Pour faire suite à notre précédent article sur la dramatique RGPP, quelques
réflexions et pistes d'action.
Le journal Les Echos de ce matin nous le rappelle : les dépenses des collectivités locales - communes, intercommunalités, départements et régions - ne cessent de croître, s'établissant à 210
milliards d'euros l'an dernier, en hausse de 6,9% en un an !
Plutôt que de s'acharner sur les services publics d'Etat, plutôt que de fermer des bureaux de poste, des collèges, des lignes de chemin de fer et des hôpitaux, il serait sans doute plus
intelligent de partir de ce constat et de trouver des solutions.
Et nous arrivons vite au coeur du problème : les décentralisations successives depuis 1982. Ces décentralisations, et tout particulièrement celle de 2004, ont créé une situation
extrêmement complexe, où plus personne ne s'y retrouve, à commencer par le citoyen perdu dans la jungle des compétences partagées entre collectivités et Etat.
On ne compte plus aujourd'hui le nombre d'organismes coprésidés par tel élu local et le Préfet, le nombre de domaines (tel la sécurité incendie ou les routes) où une partie du travail est
effectué par l'Etat, l'autre par le département ou la région.
A cet imbroglio est venu s'ajouter le mouvement d'intercommunalité, qui se traduit par la superposition de structures administratives doublons aux échelons municipaux. Un rapport
de la Cour des comptes de 2005 estimait ainsi à 200 000 le nombre d'emplois doublons engendrés par l'intercommunalité.
Les décentralisations ont donc compliqué à l'extrême les politiques publiques, désorienté l'usager et affaibli l'Etat dans sa dimension stratégique, alors que dans le même temps
naissaient des seigneureries locales et s'accroissaient les inégalités économiques et sociales entre les territoires.
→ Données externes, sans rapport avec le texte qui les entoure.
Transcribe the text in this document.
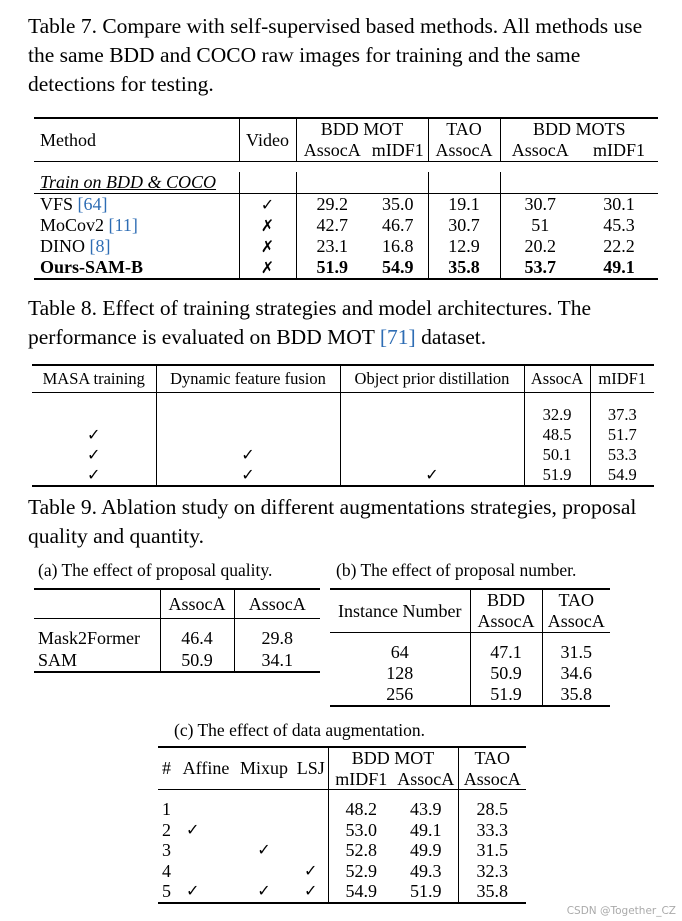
Table 7. Compare with self-supervised based methods. All methods use the same BDD and COCO raw images for training and the same detections for testing.

Method	Video	BDD MOT		TAO	BDD MOTS	
		AssocA	mIDF1	AssocA	AssocA	mIDF1

Train on BDD & COCO						
VFS [64]	✓	29.2	35.0	19.1	30.7	30.1
MoCov2 [11]	✗	42.7	46.7	30.7	51	45.3
DINO [8]	✗	23.1	16.8	12.9	20.2	22.2
Ours-SAM-B	✗	51.9	54.9	35.8	53.7	49.1

Table 8. Effect of training strategies and model architectures. The performance is evaluated on BDD MOT [71] dataset.

MASA training	Dynamic feature fusion	Object prior distillation	AssocA	mIDF1

			32.9	37.3
✓			48.5	51.7
✓	✓		50.1	53.3
✓	✓	✓	51.9	54.9

Table 9. Ablation study on different augmentations strategies, proposal quality and quantity.

(a) The effect of proposal quality.	(b) The effect of proposal number.
	AssocA	AssocA
Mask2Former	46.4	29.8
SAM	50.9	34.1
Instance Number	BDD	TAO
	AssocA	AssocA

64	47.1	31.5
128	50.9	34.6
256	51.9	35.8
(c) The effect of data augmentation.
#	Affine	Mixup	LSJ	BDD MOT		TAO
				mIDF1	AssocA	AssocA

1				48.2	43.9	28.5
2	✓			53.0	49.1	33.3
3		✓		52.8	49.9	31.5
4			✓	52.9	49.3	32.3
5	✓	✓	✓	54.9	51.9	35.8
CSDN @Together_CZ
Pire, une concurrence malsaine s'est peu à peu développée entre les grosses collectivités locales (notamment les régions) et l'Etat, alors qu'on pourrait attendre de nos élus et
de nos fonctionnaires qu'ils travaillent ensemble, dans le même sens, mûs uniquement par l'intérêt général et le souci de bien faire.
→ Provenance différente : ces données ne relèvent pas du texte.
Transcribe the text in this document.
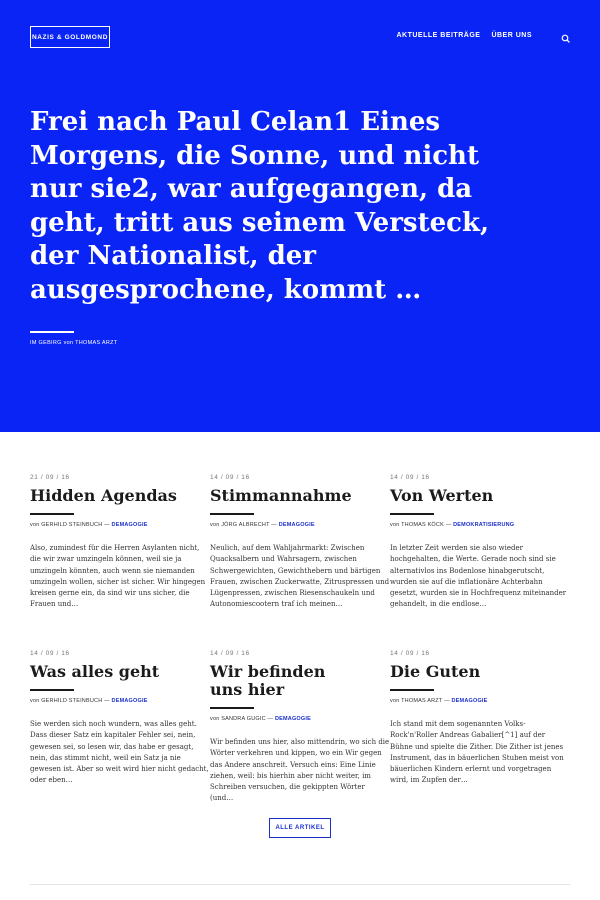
NAZIS & GOLDMOND	AKTUELLE BEITRÄGE ÜBER UNS
Frei nach Paul Celan1 Eines Morgens, die Sonne, und nicht nur sie2, war aufgegangen, da geht, tritt aus seinem Versteck, der Nationalist, der ausgesprochene, kommt …
IM GEBIRG von THOMAS ARZT
21 / 09 / 16
Hidden Agendas
von GERHILD STEINBUCH — DEMAGOGIE

Also, zumindest für die Herren Asylanten nicht, die wir zwar umzingeln können, weil sie ja umzingeln könnten, auch wenn sie niemanden umzingeln wollen, sicher ist sicher. Wir hingegen kreisen gerne ein, da sind wir uns sicher, die Frauen und…

14 / 09 / 16
Stimmannahme
von JÖRG ALBRECHT — DEMAGOGIE

Neulich, auf dem Wahljahrmarkt: Zwischen Quacksalbern und Wahrsagern, zwischen Schwergewichten, Gewichthebern und bärtigen Frauen, zwischen Zuckerwatte, Zitruspressen und Lügenpressen, zwischen Riesenschaukeln und Autonomiescootern traf ich meinen…

14 / 09 / 16
Von Werten
von THOMAS KÖCK — DEMOKRATISIERUNG

In letzter Zeit werden sie also wieder hochgehalten, die Werte. Gerade noch sind sie alternativlos ins Bodenlose hinabgerutscht, wurden sie auf die inflationäre Achterbahn gesetzt, wurden sie in Hochfrequenz miteinander gehandelt, in die endlose…

14 / 09 / 16
Was alles geht
von GERHILD STEINBUCH — DEMAGOGIE

Sie werden sich noch wundern, was alles geht. Dass dieser Satz ein kapitaler Fehler sei, nein, gewesen sei, so lesen wir, das habe er gesagt, nein, das stimmt nicht, weil ein Satz ja nie gewesen ist. Aber so weit wird hier nicht gedacht, oder eben…

14 / 09 / 16
Wir befinden uns hier
von SANDRA GUGIC — DEMAGOGIE

Wir befinden uns hier, also mittendrin, wo sich die Wörter verkehren und kippen, wo ein Wir gegen das Andere anschreit. Versuch eins: Eine Linie ziehen, weil: bis hierhin aber nicht weiter, im Schreiben versuchen, die gekippten Wörter (und…

14 / 09 / 16
Die Guten
von THOMAS ARZT — DEMAGOGIE

Ich stand mit dem sogenannten Volks-Rock'n'Roller Andreas Gabalier[^1] auf der Bühne und spielte die Zither. Die Zither ist jenes Instrument, das in bäuerlichen Stuben meist von bäuerlichen Kindern erlernt und vorgetragen wird, im Zupfen der…

ALLE ARTIKEL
Il ne faut donc pas s'étonner du chiffre que nous donne Les Echos : +6,9% en un an. Dans un univers flou, complexe et mouvant, chaque acteur peut bénéficier de zones
d'incertitude pour avancer, dépenser toujours plus, embaucher à tout-va, et pratiquer au passage le clientélisme qui aidera à la réelection...
Voilà le vrai sujet. Plutôt que d'affaiblir encore un peu plus l'Etat alors que la mondialisation nécessite des Etats forts pour pouvoir lui faire contrepoids, le gouvernement ferait bien
de se pencher sur la décentralisation.
On pourrait espérer une clarification des compétences, qui se traduirait certainement par la recentralisation d'une partie d'entre elles (notamment la politique sociale
aujourd'hui dévolue aux départements), quand l'égalité entre les territoires le demande ou qu'une politique stratégique de la Nation l'exige.
Peut-être faudrait-il aussi supprimer un niveau de collectivité. A ce sujet, l'échelon régional mérite qu'on s'interroge sur sa pertinence. Trop petit pour avoir un poids
quelconque et porter une politique stratégique, trop grand pour être proche du citoyen et constituer un échelon de proximité, il n'est peut-être pas nécessaire. Il serait parfaitement
envisageable de supprimer la région, afin de redonner à l'Etat le stratégique, et aux départements ou aux communes la proximité. Au passage, la disparition de la région affaiblirait les baronnies
locales, sources de gabegie (il suffit de regarder les hôtels que se construisent les conseils régionaux, toujours somptueux et très coûteux), de clientélisme, ou même de corruption.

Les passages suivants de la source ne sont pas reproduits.